His work explores themes of conflict, loss and reconciliation, cultural and personal memory. “I was six years old and my father was one of the lawyers for the families who had been killed (in the Sharpeville massacre). I remember once coming into his study and seeing on his desk a large, flat, yellow Kodak box … Inside were images of a woman with her back blown off, someone with only half her
head visible.”

Using the metaphor of the box, as in Black Box (2005), he has constantly re-examined South Africa’s recent history, the light and darkness that are outside and within it – the box and the history – the essential incompleteness of its victims and of those who engage in this victimisation.

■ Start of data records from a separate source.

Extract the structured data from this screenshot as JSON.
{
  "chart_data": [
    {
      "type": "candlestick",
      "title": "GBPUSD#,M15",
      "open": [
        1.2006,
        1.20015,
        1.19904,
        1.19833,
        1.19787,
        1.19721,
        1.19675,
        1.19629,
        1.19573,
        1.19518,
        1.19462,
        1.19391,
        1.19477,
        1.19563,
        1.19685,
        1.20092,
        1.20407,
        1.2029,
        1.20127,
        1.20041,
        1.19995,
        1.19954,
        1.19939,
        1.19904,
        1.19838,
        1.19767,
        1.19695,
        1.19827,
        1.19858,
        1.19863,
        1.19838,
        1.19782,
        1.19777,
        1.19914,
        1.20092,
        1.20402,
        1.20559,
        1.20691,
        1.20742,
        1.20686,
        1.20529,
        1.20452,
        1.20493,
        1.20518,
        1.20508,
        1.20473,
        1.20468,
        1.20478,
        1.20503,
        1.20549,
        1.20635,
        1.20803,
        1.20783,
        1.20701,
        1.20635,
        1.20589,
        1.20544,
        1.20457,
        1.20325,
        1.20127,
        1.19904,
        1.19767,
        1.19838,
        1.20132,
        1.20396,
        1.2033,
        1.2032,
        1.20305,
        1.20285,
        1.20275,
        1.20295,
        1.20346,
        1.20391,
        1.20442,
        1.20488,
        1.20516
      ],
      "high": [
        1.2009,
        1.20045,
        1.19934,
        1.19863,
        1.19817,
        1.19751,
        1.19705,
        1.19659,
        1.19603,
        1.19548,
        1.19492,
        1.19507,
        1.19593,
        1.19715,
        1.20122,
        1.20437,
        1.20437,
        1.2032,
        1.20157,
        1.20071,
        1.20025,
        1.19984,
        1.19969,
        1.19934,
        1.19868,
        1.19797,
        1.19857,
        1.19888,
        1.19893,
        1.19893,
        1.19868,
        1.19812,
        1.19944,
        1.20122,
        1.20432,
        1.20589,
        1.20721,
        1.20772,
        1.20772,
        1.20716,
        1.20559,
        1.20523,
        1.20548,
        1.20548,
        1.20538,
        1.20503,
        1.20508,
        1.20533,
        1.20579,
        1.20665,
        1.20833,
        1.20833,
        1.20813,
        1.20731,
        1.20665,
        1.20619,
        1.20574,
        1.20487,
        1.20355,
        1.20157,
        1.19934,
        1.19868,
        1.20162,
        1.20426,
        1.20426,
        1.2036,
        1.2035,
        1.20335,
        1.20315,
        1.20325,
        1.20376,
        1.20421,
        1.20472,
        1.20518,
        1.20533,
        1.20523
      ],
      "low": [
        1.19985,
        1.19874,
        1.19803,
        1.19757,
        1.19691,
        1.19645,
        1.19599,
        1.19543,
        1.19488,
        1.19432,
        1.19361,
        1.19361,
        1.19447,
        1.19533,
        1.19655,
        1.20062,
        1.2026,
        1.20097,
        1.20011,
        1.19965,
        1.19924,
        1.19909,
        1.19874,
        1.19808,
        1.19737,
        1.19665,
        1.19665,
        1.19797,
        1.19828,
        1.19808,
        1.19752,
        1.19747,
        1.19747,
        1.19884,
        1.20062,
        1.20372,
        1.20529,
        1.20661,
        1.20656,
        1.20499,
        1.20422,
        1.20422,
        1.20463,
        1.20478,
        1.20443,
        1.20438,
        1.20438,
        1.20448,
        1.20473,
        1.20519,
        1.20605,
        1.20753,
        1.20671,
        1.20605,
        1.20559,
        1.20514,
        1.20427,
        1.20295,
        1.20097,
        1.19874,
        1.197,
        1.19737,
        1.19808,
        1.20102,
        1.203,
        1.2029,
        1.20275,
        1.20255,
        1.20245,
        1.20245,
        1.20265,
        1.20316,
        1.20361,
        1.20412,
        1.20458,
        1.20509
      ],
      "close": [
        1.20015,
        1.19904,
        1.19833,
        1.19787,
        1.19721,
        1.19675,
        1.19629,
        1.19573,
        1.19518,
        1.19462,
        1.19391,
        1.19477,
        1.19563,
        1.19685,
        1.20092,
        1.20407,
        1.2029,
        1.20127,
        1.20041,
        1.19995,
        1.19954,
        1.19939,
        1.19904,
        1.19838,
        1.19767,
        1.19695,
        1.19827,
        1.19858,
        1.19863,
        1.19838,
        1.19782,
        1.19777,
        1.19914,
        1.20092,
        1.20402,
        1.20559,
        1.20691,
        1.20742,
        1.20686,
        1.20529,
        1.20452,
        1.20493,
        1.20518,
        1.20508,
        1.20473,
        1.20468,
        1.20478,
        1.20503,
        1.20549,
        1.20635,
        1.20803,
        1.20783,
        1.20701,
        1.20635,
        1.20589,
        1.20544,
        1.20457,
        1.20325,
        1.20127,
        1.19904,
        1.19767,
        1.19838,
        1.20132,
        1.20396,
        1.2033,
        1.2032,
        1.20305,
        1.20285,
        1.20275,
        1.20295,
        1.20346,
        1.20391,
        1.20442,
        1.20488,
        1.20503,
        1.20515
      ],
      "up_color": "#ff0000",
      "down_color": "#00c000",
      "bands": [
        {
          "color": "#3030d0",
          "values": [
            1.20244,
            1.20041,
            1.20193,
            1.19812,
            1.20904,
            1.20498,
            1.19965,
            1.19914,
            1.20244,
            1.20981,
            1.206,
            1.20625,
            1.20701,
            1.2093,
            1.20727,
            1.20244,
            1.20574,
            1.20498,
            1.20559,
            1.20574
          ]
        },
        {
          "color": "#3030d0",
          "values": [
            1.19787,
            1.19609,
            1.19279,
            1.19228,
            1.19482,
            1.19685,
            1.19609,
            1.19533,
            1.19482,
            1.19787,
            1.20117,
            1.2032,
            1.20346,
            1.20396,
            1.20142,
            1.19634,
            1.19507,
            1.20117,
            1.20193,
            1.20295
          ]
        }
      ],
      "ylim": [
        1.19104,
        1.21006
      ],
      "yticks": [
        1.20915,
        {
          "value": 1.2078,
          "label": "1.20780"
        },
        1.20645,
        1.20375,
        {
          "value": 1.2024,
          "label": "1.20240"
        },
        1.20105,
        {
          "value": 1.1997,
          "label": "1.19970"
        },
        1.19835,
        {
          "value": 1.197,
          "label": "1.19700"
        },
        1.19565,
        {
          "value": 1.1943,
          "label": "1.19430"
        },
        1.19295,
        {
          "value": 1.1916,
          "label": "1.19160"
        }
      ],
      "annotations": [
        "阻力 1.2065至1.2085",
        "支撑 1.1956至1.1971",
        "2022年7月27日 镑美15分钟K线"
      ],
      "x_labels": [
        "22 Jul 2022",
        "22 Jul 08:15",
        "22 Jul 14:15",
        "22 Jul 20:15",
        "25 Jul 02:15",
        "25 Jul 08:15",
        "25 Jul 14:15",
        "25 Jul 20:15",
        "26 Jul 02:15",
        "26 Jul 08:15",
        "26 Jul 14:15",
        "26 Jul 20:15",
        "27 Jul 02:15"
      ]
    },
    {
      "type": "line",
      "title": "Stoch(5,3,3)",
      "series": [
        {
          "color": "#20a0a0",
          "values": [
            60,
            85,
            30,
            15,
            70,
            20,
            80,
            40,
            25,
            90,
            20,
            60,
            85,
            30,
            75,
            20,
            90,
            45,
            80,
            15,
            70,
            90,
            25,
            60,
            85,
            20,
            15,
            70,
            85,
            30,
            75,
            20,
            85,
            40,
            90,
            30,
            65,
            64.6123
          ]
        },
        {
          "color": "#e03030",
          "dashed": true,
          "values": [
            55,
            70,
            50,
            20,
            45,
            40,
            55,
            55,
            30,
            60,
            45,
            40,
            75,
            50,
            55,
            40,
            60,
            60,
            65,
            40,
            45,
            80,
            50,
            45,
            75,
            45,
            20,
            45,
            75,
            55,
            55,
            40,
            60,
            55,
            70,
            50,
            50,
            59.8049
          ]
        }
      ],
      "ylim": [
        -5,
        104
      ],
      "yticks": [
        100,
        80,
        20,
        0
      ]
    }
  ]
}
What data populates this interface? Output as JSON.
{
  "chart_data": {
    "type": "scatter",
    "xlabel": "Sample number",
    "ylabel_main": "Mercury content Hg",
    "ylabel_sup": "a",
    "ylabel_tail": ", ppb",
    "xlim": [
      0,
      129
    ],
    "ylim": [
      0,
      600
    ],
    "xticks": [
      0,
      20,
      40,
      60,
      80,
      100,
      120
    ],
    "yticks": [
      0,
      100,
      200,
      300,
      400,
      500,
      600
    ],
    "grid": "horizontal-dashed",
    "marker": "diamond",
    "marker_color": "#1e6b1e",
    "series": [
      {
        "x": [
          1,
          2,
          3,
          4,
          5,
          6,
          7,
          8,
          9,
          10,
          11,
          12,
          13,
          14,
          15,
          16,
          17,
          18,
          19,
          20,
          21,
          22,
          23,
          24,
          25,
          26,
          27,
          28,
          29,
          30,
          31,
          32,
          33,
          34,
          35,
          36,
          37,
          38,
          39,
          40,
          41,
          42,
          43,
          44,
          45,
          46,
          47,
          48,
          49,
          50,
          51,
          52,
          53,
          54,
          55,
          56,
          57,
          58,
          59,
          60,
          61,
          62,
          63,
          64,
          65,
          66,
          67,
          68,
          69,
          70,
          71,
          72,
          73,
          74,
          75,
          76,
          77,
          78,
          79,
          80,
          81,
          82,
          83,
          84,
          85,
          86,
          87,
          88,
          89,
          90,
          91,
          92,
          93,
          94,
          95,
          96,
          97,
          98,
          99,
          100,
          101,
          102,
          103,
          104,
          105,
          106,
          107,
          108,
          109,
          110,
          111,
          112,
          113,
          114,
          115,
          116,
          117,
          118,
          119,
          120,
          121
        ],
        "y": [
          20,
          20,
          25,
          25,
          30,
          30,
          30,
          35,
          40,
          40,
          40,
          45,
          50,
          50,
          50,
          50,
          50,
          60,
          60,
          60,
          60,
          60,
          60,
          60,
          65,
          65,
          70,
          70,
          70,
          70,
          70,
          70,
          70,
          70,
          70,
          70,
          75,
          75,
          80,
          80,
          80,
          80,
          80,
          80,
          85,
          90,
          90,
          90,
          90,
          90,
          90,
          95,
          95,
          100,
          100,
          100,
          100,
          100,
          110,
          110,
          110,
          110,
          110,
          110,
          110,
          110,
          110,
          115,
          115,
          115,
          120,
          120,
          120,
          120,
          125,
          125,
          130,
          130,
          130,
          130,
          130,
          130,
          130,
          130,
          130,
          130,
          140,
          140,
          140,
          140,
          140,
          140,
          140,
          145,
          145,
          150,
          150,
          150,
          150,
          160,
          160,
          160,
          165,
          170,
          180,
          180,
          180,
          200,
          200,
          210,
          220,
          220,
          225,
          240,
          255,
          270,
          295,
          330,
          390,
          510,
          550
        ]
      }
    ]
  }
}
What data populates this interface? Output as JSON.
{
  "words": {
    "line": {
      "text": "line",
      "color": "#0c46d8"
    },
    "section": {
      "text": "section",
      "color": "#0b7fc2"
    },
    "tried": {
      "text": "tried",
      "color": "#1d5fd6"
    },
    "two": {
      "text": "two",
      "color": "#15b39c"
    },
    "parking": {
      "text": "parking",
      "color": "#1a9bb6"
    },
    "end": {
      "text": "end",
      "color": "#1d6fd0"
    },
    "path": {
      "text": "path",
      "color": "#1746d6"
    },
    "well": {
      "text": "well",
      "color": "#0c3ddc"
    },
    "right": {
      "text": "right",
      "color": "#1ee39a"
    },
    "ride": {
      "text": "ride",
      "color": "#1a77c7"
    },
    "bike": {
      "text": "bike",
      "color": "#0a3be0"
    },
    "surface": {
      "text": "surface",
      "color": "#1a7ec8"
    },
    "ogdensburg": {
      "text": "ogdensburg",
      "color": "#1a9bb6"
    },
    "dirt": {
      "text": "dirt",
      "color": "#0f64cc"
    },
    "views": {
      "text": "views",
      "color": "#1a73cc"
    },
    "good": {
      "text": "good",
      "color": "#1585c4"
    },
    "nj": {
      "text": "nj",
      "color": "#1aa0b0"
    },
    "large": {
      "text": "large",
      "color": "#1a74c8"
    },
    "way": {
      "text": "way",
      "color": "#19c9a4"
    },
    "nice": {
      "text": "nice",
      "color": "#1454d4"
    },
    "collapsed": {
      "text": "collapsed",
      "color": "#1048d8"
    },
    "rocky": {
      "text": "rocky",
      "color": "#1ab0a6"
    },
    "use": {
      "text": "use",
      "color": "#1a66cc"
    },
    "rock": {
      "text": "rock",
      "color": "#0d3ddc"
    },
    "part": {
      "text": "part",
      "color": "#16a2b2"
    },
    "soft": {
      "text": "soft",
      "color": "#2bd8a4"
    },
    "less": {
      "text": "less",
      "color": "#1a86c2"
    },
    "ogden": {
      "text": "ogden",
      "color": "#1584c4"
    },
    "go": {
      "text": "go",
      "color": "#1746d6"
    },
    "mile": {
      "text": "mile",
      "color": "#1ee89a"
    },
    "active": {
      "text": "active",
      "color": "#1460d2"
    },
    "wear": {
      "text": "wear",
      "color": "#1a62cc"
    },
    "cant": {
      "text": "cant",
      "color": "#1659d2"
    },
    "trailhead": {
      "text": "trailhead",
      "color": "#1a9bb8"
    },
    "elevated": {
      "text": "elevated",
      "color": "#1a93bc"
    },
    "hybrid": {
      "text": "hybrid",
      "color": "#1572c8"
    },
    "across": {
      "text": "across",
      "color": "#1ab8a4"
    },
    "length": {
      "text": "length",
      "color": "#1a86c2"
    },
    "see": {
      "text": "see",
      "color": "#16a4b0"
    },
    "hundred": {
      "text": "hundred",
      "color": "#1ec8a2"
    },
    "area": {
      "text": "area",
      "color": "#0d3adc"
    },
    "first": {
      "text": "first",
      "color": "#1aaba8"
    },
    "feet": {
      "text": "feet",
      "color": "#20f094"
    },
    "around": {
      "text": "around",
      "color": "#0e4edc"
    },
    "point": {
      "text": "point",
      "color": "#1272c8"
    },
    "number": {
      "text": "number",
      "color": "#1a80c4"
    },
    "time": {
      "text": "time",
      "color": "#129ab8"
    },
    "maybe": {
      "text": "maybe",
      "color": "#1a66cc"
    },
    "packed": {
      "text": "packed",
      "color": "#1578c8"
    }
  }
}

Kentridge’s work Domesticate the World refers to the domestic arena, the chief place of contact between black and white people. Firmly imprisoned in a tight box, an apparently naked white man is curled up, asleep or dead. Kitchen equipment hangs incongruously above him, the whole image conveying considerable unease.

 “I am trying to recapture moral terrain in which there aren’t really any heroes but there are victims. A world where compassion just isn’t enough, ” the artist explains.